TMA celebrates work of studio glass pioneer ChihulyWritten by John Dorsey | | firstname.lastname@example.org
Chihuly Toledo! had patrons lining up outside the Toledo Museum of Art’s (TMA) Glass Pavilion.
“At our opening for the exhibit we had people from Florida waiting outside to get in as soon as we opened the doors, as well as a number of other arts patrons from all over the country,” said TMA Curator of Glass, Jutta Page. “The mere mention of Dale Chihuly’s name has been causing a lot of excitement. I first came across his work at the Haystack School of Crafts in Maine in 1993 and was simply struck by the colors in his work. He is one of the most commercially successful artists to ever come out of the studio glass movement.”
A Seattle native, Chihuly was first asked to exhibit his work in a study of contemporary glass art in Toledo in 1970. After an accident in 1976 impaired his vision, Chihuly took on the role of choreographer and director for a team of artists. Chihuly is, perhaps, best known locally for his 9-foot chandelier, “Campiello del Remer #2,” which can be seen at the entrance to the Glass Pavilion.

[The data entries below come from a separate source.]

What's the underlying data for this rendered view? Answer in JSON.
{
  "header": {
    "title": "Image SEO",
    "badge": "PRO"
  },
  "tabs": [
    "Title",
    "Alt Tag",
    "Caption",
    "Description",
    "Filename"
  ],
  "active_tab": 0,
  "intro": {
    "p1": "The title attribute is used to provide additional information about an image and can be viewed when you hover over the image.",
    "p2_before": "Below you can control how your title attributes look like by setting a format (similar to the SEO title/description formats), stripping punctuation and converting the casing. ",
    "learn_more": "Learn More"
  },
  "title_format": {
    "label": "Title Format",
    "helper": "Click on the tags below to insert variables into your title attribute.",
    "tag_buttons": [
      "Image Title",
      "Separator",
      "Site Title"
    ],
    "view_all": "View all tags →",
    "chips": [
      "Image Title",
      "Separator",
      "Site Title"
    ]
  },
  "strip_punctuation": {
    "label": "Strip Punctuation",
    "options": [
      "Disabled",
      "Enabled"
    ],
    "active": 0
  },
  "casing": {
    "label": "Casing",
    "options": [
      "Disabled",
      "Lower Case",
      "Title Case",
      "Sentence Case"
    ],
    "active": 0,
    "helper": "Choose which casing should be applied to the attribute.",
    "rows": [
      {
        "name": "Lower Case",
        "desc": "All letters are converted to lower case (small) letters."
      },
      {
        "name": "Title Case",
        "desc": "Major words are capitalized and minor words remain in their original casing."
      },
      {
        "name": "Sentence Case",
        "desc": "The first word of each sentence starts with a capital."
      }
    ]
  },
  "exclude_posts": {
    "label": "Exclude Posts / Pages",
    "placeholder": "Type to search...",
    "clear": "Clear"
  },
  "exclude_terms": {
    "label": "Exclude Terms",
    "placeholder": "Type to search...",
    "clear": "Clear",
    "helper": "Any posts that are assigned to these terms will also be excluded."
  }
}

“This exhibit includes work from every period and every series in Chihuly’s career. It is composed of every piece from our permanent collection, as well as pieces loaned out by private collectors,” Page said. “It’s interesting to see what pieces kicked off different directions in his work. A lot of people think that Chihuly never really blew glass himself, but one of the things this show does is prove that that is simply not true.”

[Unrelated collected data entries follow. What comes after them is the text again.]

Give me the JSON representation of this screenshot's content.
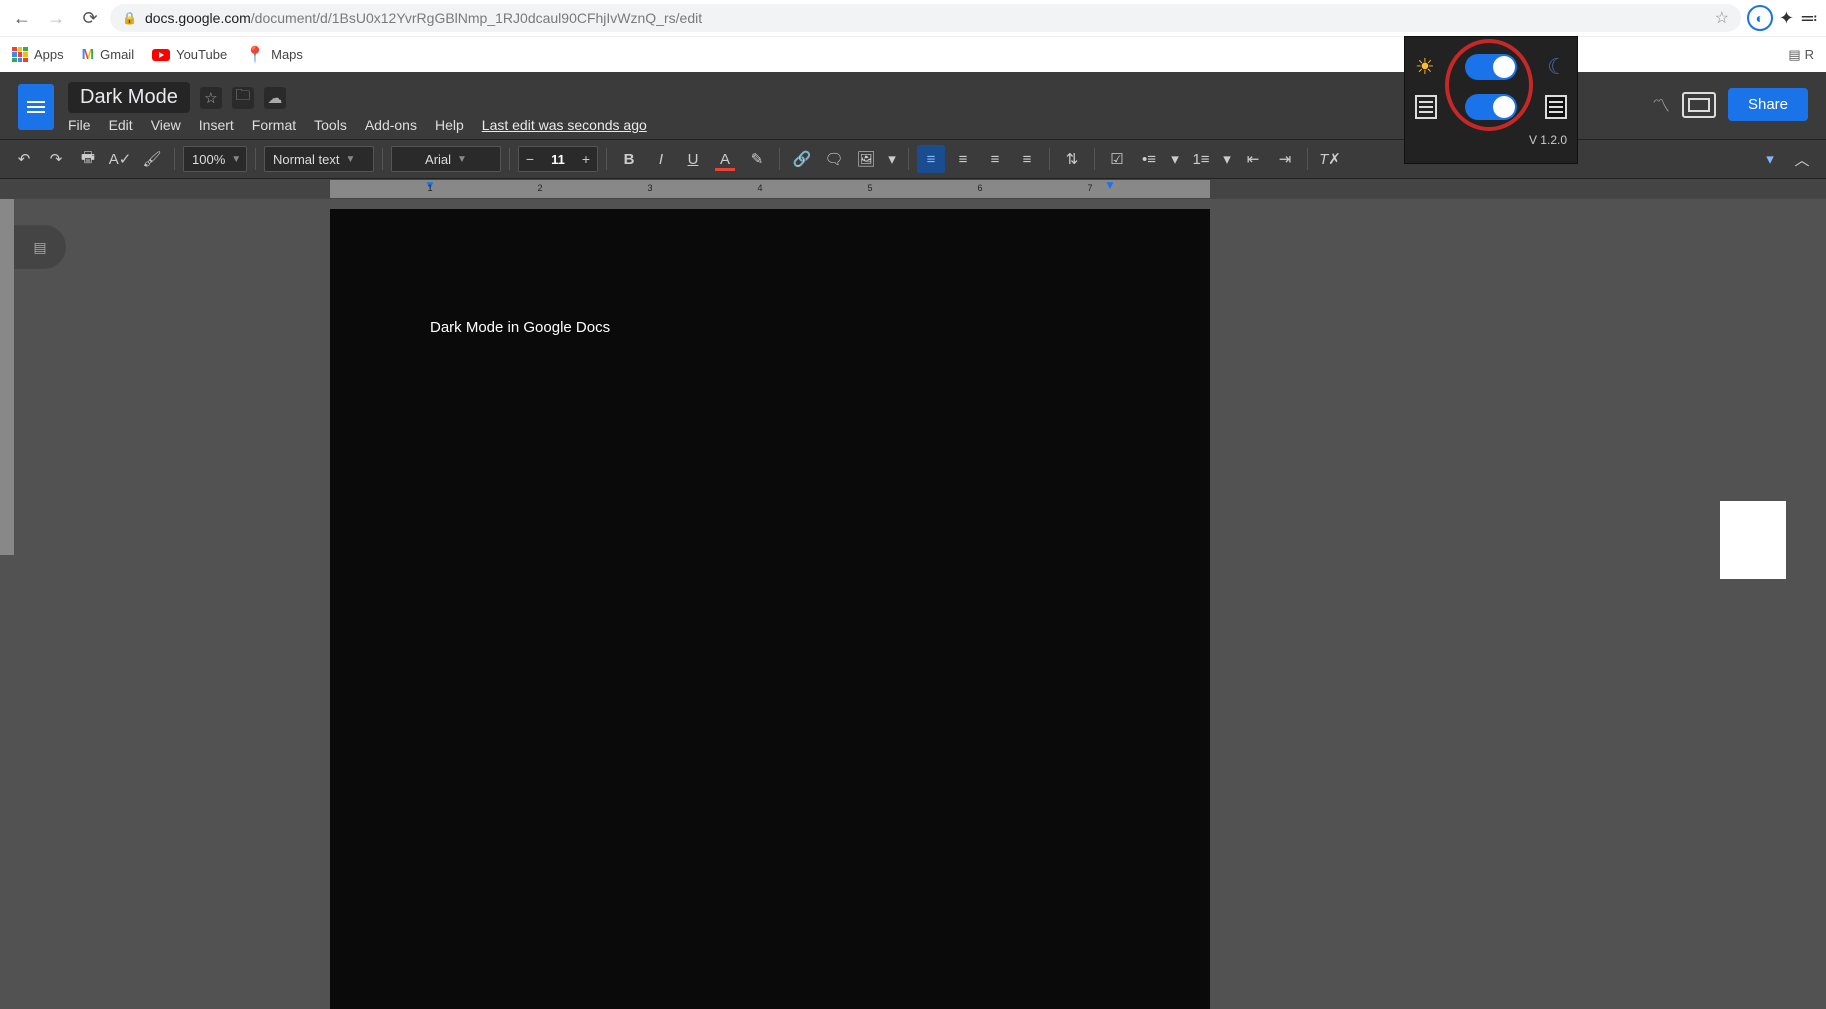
{
  "browser": {
    "url_domain": "docs.google.com",
    "url_path": "/document/d/1BsU0x12YvrRgGBlNmp_1RJ0dcaul90CFhjIvWznQ_rs/edit"
  },
  "bookmarks": {
    "apps": "Apps",
    "gmail": "Gmail",
    "youtube": "YouTube",
    "maps": "Maps",
    "reading_list_initial": "R"
  },
  "docs": {
    "title": "Dark Mode",
    "menus": [
      "File",
      "Edit",
      "View",
      "Insert",
      "Format",
      "Tools",
      "Add-ons",
      "Help"
    ],
    "last_edit": "Last edit was seconds ago",
    "share": "Share"
  },
  "toolbar": {
    "zoom": "100%",
    "style": "Normal text",
    "font": "Arial",
    "font_size": "11"
  },
  "ruler": {
    "numbers": [
      "1",
      "2",
      "3",
      "4",
      "5",
      "6",
      "7"
    ]
  },
  "document": {
    "body": "Dark Mode in Google Docs"
  },
  "extension": {
    "version": "V 1.2.0"
  }
}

Chihuly Toledo! marks the first time the TMA’s entire Chihuly collection has been available for public viewing since 1993.
“Dale Chihuly’s work speaks for itself. It’s vibrant, alive with color, light, depth and perspective.” “Just as no two pieces of art are identical, no two people view art in the same way. What’s special about Chihuly Toledo! is that our visitors, from avid collectors to the first-time visitors, will experience, share, appreciate and be fulfilled by a unique form of art that has its roots right here in Toledo.”
The exhibit will remain on display through Nov. 29.